Regression slope that increases persistently as my sample size increases I found a peculiar feature in some data that I am analyzing and was wondering whether there was a technical term for this type of phenomenon and whether anyone has come across it before.
I am doing a ordinary least squares linear regression of one financial time series on another, both of which appear stationary (bond yields and dividend yields for a specific sector). I am not using shrinkage.  If I run the regression over small samples of the data (e.g. rolling 1-year periods), the regression slope (the estimated coefficient to the independent variable) is quite low and the intercept (relatively high.  However, the more the sample size increases, the higher the slope becomes and the lower the intercept (i.e. the regression line steepens).  This increase in slope (and corresponding decrease in intercept) appears surprisingly monotonic for increases in sample size.
Let me illustrate what is going on more precisely.  I am using weekly observations, across 14 years.  If I group the data by year, and run the regression separately for each year, the highest year with the highest regression slope records a slope of 1.07.  The slope for the entire data set is however much higher at 1.79.  It seems to me like the relationship is much weaker over small data sets than over the entire data set, or in this case weaker in the long-term than in the short-term.  I.e. the one variable influences the other more in the long-term than short-term.
A colleague of mine thinks that the problem can be framed in terms of signal processing, and has posted the following question:  https://dsp.stackexchange.com/questions/25323/frequency-response-of-a-rolling-linear-regression.  I was wondering whether there was a purely statistical answer, and would greatly appreciate any help.  Specifically: 1) is there a technical term for this type of phenomenon, 2) is there a better way to detect it and test its significance and 3) are there any places in nature or elsewhere where this typically occurs?
Here is a sample of the data illustrating the issue:

The thick grey line is the regression over all data; the colored lines/points are for selected individual years.
 A: From the plot, it's not clear how these are "stationary" time series, as the mean values of both clearly change from year to year.

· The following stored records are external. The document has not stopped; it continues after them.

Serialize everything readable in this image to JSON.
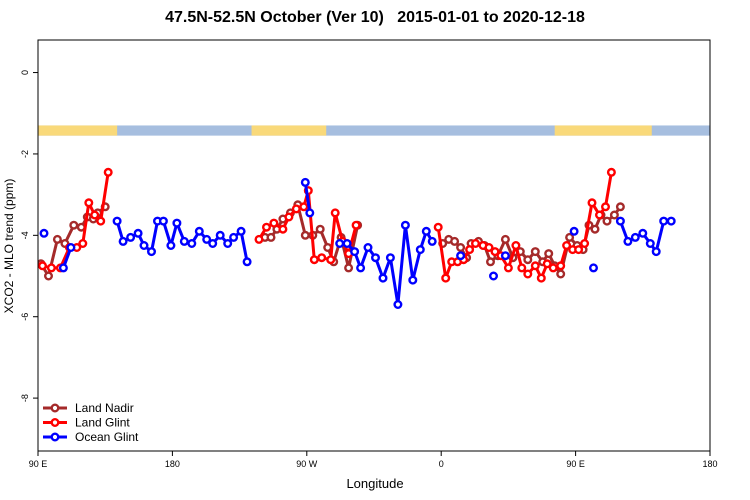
{
  "chart_data": {
    "type": "line",
    "title": "47.5N-52.5N October (Ver 10)   2015-01-01 to 2020-12-18",
    "xlabel": "Longitude",
    "ylabel": "XCO2 - MLO trend (ppm)",
    "x_ticks": [
      {
        "value": 90,
        "label": "90 E"
      },
      {
        "value": 180,
        "label": "180"
      },
      {
        "value": 270,
        "label": "90 W"
      },
      {
        "value": 360,
        "label": "0"
      },
      {
        "value": 450,
        "label": "90 E"
      },
      {
        "value": 540,
        "label": "180"
      }
    ],
    "y_ticks": [
      {
        "value": 0,
        "label": "0"
      },
      {
        "value": -2,
        "label": "-2"
      },
      {
        "value": -4,
        "label": "-4"
      },
      {
        "value": -6,
        "label": "-6"
      },
      {
        "value": -8,
        "label": "-8"
      }
    ],
    "xlim": [
      90,
      540
    ],
    "ylim": [
      -9.3,
      0.8
    ],
    "grid": false,
    "legend_position": "bottom-left",
    "land_ocean_band": {
      "y_range": [
        -1.55,
        -1.3
      ],
      "land_color": "#f9d97a",
      "ocean_color": "#a6bedf",
      "land_segments": [
        [
          90,
          143
        ],
        [
          233,
          283
        ],
        [
          436,
          501
        ]
      ]
    },
    "series": [
      {
        "name": "Land Nadir",
        "color": "#a52a2a",
        "segments": [
          [
            [
              92,
              -4.7
            ],
            [
              97,
              -5.0
            ],
            [
              103,
              -4.1
            ],
            [
              108,
              -4.2
            ],
            [
              114,
              -3.75
            ],
            [
              119,
              -3.8
            ],
            [
              123,
              -3.55
            ],
            [
              127,
              -3.6
            ],
            [
              130,
              -3.45
            ],
            [
              135,
              -3.3
            ]
          ],
          [
            [
              242,
              -4.05
            ],
            [
              246,
              -4.05
            ],
            [
              250,
              -3.85
            ],
            [
              254,
              -3.6
            ],
            [
              259,
              -3.45
            ],
            [
              264,
              -3.25
            ],
            [
              269,
              -4.0
            ],
            [
              274,
              -4.0
            ],
            [
              279,
              -3.85
            ],
            [
              284,
              -4.3
            ],
            [
              288,
              -4.65
            ],
            [
              293,
              -4.05
            ],
            [
              298,
              -4.8
            ],
            [
              304,
              -3.75
            ]
          ],
          [
            [
              361,
              -4.2
            ],
            [
              365,
              -4.1
            ],
            [
              369,
              -4.15
            ],
            [
              373,
              -4.3
            ],
            [
              377,
              -4.55
            ],
            [
              380,
              -4.2
            ],
            [
              385,
              -4.15
            ],
            [
              389,
              -4.25
            ],
            [
              393,
              -4.65
            ],
            [
              398,
              -4.5
            ],
            [
              403,
              -4.1
            ],
            [
              408,
              -4.55
            ],
            [
              413,
              -4.4
            ],
            [
              418,
              -4.6
            ],
            [
              423,
              -4.4
            ],
            [
              428,
              -4.65
            ],
            [
              432,
              -4.45
            ],
            [
              436,
              -4.75
            ],
            [
              440,
              -4.95
            ],
            [
              446,
              -4.05
            ],
            [
              451,
              -4.25
            ],
            [
              455,
              -4.35
            ],
            [
              459,
              -3.75
            ],
            [
              463,
              -3.85
            ],
            [
              467,
              -3.5
            ],
            [
              471,
              -3.65
            ],
            [
              476,
              -3.5
            ],
            [
              480,
              -3.3
            ]
          ]
        ]
      },
      {
        "name": "Land Glint",
        "color": "#ff0000",
        "segments": [
          [
            [
              93,
              -4.75
            ],
            [
              99,
              -4.8
            ],
            [
              105,
              -4.8
            ],
            [
              111,
              -4.3
            ],
            [
              116,
              -4.3
            ],
            [
              120,
              -4.2
            ],
            [
              124,
              -3.2
            ],
            [
              128,
              -3.5
            ],
            [
              132,
              -3.65
            ],
            [
              137,
              -2.45
            ]
          ],
          [
            [
              238,
              -4.1
            ],
            [
              243,
              -3.8
            ],
            [
              248,
              -3.7
            ],
            [
              254,
              -3.85
            ],
            [
              258,
              -3.55
            ],
            [
              263,
              -3.35
            ],
            [
              268,
              -3.3
            ],
            [
              271,
              -2.9
            ],
            [
              275,
              -4.6
            ],
            [
              280,
              -4.55
            ],
            [
              286,
              -4.6
            ],
            [
              289,
              -3.45
            ],
            [
              294,
              -4.15
            ],
            [
              298,
              -4.45
            ],
            [
              303,
              -3.75
            ]
          ],
          [
            [
              358,
              -3.8
            ],
            [
              363,
              -5.05
            ],
            [
              367,
              -4.65
            ],
            [
              371,
              -4.65
            ],
            [
              375,
              -4.6
            ],
            [
              379,
              -4.35
            ],
            [
              383,
              -4.2
            ],
            [
              388,
              -4.25
            ],
            [
              392,
              -4.3
            ],
            [
              396,
              -4.4
            ],
            [
              400,
              -4.5
            ],
            [
              405,
              -4.8
            ],
            [
              410,
              -4.25
            ],
            [
              414,
              -4.8
            ],
            [
              418,
              -4.95
            ],
            [
              423,
              -4.75
            ],
            [
              427,
              -5.05
            ],
            [
              431,
              -4.7
            ],
            [
              435,
              -4.8
            ],
            [
              440,
              -4.75
            ],
            [
              444,
              -4.25
            ],
            [
              448,
              -4.35
            ],
            [
              452,
              -4.35
            ],
            [
              456,
              -4.2
            ],
            [
              461,
              -3.2
            ],
            [
              466,
              -3.5
            ],
            [
              470,
              -3.3
            ],
            [
              474,
              -2.45
            ]
          ]
        ]
      },
      {
        "name": "Ocean Glint",
        "color": "#0000ff",
        "segments": [
          [
            [
              94,
              -3.95
            ]
          ],
          [
            [
              107,
              -4.8
            ],
            [
              112,
              -4.3
            ]
          ],
          [
            [
              143,
              -3.65
            ],
            [
              147,
              -4.15
            ],
            [
              152,
              -4.05
            ],
            [
              157,
              -3.95
            ],
            [
              161,
              -4.25
            ],
            [
              166,
              -4.4
            ],
            [
              170,
              -3.65
            ],
            [
              174,
              -3.65
            ],
            [
              179,
              -4.25
            ],
            [
              183,
              -3.7
            ],
            [
              188,
              -4.15
            ],
            [
              193,
              -4.2
            ],
            [
              198,
              -3.9
            ],
            [
              203,
              -4.1
            ],
            [
              207,
              -4.2
            ],
            [
              212,
              -4.0
            ],
            [
              217,
              -4.2
            ],
            [
              221,
              -4.05
            ],
            [
              226,
              -3.9
            ],
            [
              230,
              -4.65
            ]
          ],
          [
            [
              269,
              -2.7
            ],
            [
              272,
              -3.45
            ]
          ],
          [
            [
              292,
              -4.2
            ],
            [
              297,
              -4.2
            ],
            [
              302,
              -4.4
            ],
            [
              306,
              -4.8
            ],
            [
              311,
              -4.3
            ],
            [
              316,
              -4.55
            ],
            [
              321,
              -5.05
            ],
            [
              326,
              -4.55
            ],
            [
              331,
              -5.7
            ],
            [
              336,
              -3.75
            ],
            [
              341,
              -5.1
            ],
            [
              346,
              -4.35
            ],
            [
              350,
              -3.9
            ],
            [
              354,
              -4.15
            ]
          ],
          [
            [
              373,
              -4.5
            ]
          ],
          [
            [
              395,
              -5.0
            ]
          ],
          [
            [
              403,
              -4.5
            ]
          ],
          [
            [
              449,
              -3.9
            ]
          ],
          [
            [
              462,
              -4.8
            ]
          ],
          [
            [
              480,
              -3.65
            ],
            [
              485,
              -4.15
            ],
            [
              490,
              -4.05
            ],
            [
              495,
              -3.95
            ],
            [
              500,
              -4.2
            ],
            [
              504,
              -4.4
            ],
            [
              509,
              -3.65
            ],
            [
              514,
              -3.65
            ]
          ]
        ]
      }
    ]
  }
}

Both these time series seem to have significant and correlated overall trends, in this case presumably due to underlying macroeconomic phenomena that affect both dividend and bond yields. 
The high regression coefficients over long time periods represent the joint responses of both variables to those underlying phenomena, which account for much of the variance in either type of yield over those periods of time. Over shorter time periods where the macroeconomic influences might be relatively constant, you are tending more to examine possible (and presumably weaker) inter-relations between the 2 variables.
Proper analysis of time series typically starts with identifying and removing these overall trends and any seasonal (or similar) components before examining the intra-series and inter-series correlations. If you are going to be analyzing econometric time series, draw on the decades of literature and take advantage of well-vetted tools like those provided in R.